17. Both parties filed written submissions which I have perused against the record. I will consider all the grounds of appeal together. It is indisputable based on the complainant’s Age Assessment Report produced in evidence and PW 2’s oral evidence that NGA was 8 (eight) or thereabouts at the material time. A Birth Certificate would have been more reliable proof of age but it was not tendered despite indication that it was available. Notwithstanding, It is noteworthy that the Appellant has not specifically disputed the Complainant’s age as per the prosecution evidence in his Memorandum of Appeal.

18. In convicting the Appellant, the learned trial magistrate believed N.G.A’s oral evidence as well as the medical report showing injury to the child’s vagina as proving penetration. Section 2 of the Sexual Offences Act defines penetration as;“partial or complete insertion of the genital organs of a person into the genital organs of another person’’.Genital organs include the whole part of male and female genital organs.

19. The trial court therefore found that penetration was proven. As the Appellant was a person well known to the child and gave consistent and credible evidence, the lower court was further convinced that the latter was recognized as the perpetrator.

20. It is common ground that the appellant and the complainant live in the same homestead as close relatives. Besides, the Complainant alluded to some form of lighting in the house at the time.

21. The proviso to section 124 of the Evidence Act dispenses with the requirement for corroboration of the evidence of a child in sexual offences cases where the child is a victim, if the court is satisfied that the child has spoke the truth implicating the accused person. The case of JWA vs Republic (2014) eKLR among many other judicial determinations has reiterated this position.

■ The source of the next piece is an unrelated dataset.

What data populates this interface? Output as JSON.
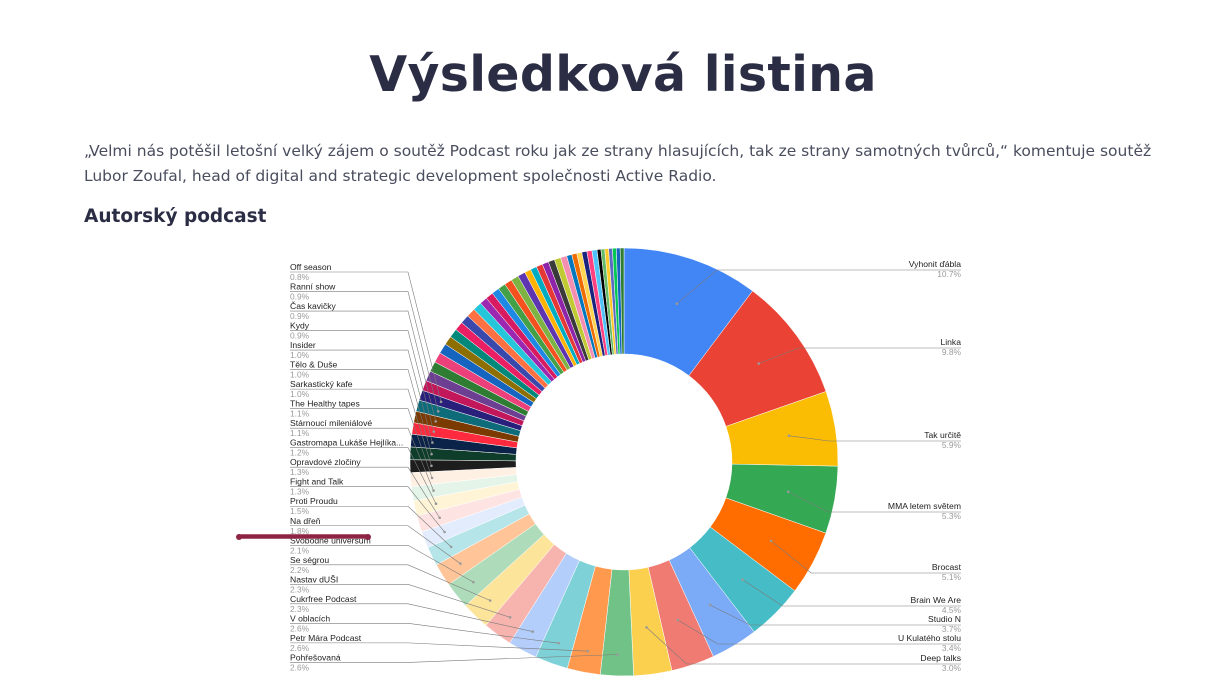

22. Section 143 of the Evidence Act further provides;“no particular number of witnesses are required to prove any given fact’’.

23. Indeed evidence is not counted but rather it is weighed. Even the evidence of one witness may be sufficient to prove a fact if the evidence is credible (see case law in Benjamin Mbugua Gitau vs Republic (2011) eKLR.

24. Like the trial court, this court is satisfied that the complainant rightly implicated the Appellant. The Appellant’s defence that the charges were actuated by malice because of purported differences between him and PW2 appears to be an afterthought given that the couple had previously been living together presumably peacefully for two years as per the evidence. Whereas there appears to be inconsistency in the evidence of PW 2 with respect to the date of her return home from a trip and the date of medical examination of the child, vis-a-viz the date of commission the offence, this is not material to the case so long as the charge was instituted within any period prescribed by the law ( see section 214 (2) of the Criminal Procedure Code.)

25. Contrary to the Appellant’s contention that the trial court did not consider his defence, the defence statement was in fact considered and rightly disbelieved with reasons.

26. All the grounds of appeal therefore fail.

27. The upshot is that the appeal is dismissed.

J. M. NANG’EA, JUDGE.JUDGEMENT DATED, SIGNED AND DELIVERED ONLINE VIA MICROSOFT TEAMS AT NAKURU THIS 13THDAY OF MAY, 2025in the presence of:The Prosecution Counsel, Ms SangThe Appellant, present in personThe Court Assistant (Jeniffer)J. M. NANG’EA, JUDGE.